The Qin and Han Dynasty’s System of Three Dukes and Nine Ministers

Qin destroyed six kingdoms and became the first unified power in Chinese history. The general center of Qin State for handling state affairs consists of three institutions: the Prime Minister’s Mansion, the Taiwei’s Mansion, and the Imperial Censor’s Dafu Temple.

In the early years of the Western Han Dynasty, it was modeled on the Qin system, but since the time of Emperor Wu of the Han Dynasty, although the prime minister’s status was high, his power was gradually reduced. When the Han Dynasty became the emperor, the Shangshu Office was renamed Shangshutai and developed into the emperor’s confidential secretariat. Not only was the prime minister’s powers taken away by it, but also the secretariat chief of the imperial censor no longer existed. At this time, some bureaucrats, starting from the Confucian classics, proposed to restore the ancient system and replace the prime minister, the imperial censor, and the long-no longer Taiwei with the three official titles of Da Sima, Da Situ, and Da Sikong. It is the “Three Dukes”.

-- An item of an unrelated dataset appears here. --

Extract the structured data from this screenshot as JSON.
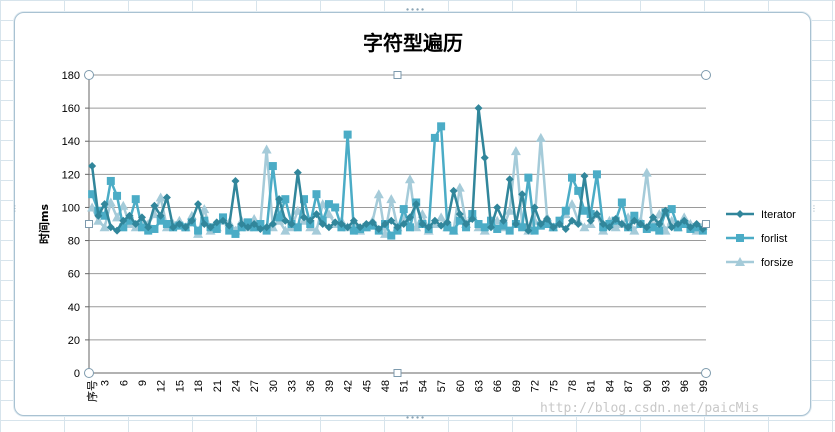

Although they have a high status, they have no real power and only do some routine affairs. As for issuing orders, they belong to the Shangshutai. There are more than a dozen central administrative agencies in Qin, and there are nine important ones. Guest, the seventh is called Zongzheng, the eighth is called Zhisu Neishi, the ninth is called Shaofu, and later is collectively called “Jiuqing”. Feng Chang is the head of the nine ministers, in charge of the ancestral temple etiquette and cultural education; Lang Zhongling is in charge of the palace gate guard and the chief of the servants; Wei Wei is the official of the palace gate guard; Tai Pu is in charge of the emperor’s carriage and horses, and also in charge of the national horse administration; Tingwei is the highest judicial chief of the central government; Dianke is in charge of ethnic affairs and court appointments; Zongzheng is in charge of royal family affairs; the responsibility for managing millet is to collect salt, iron, money and grain rent and national fiscal revenue and expenditure; Manufactured by government handicrafts to supply the royal family.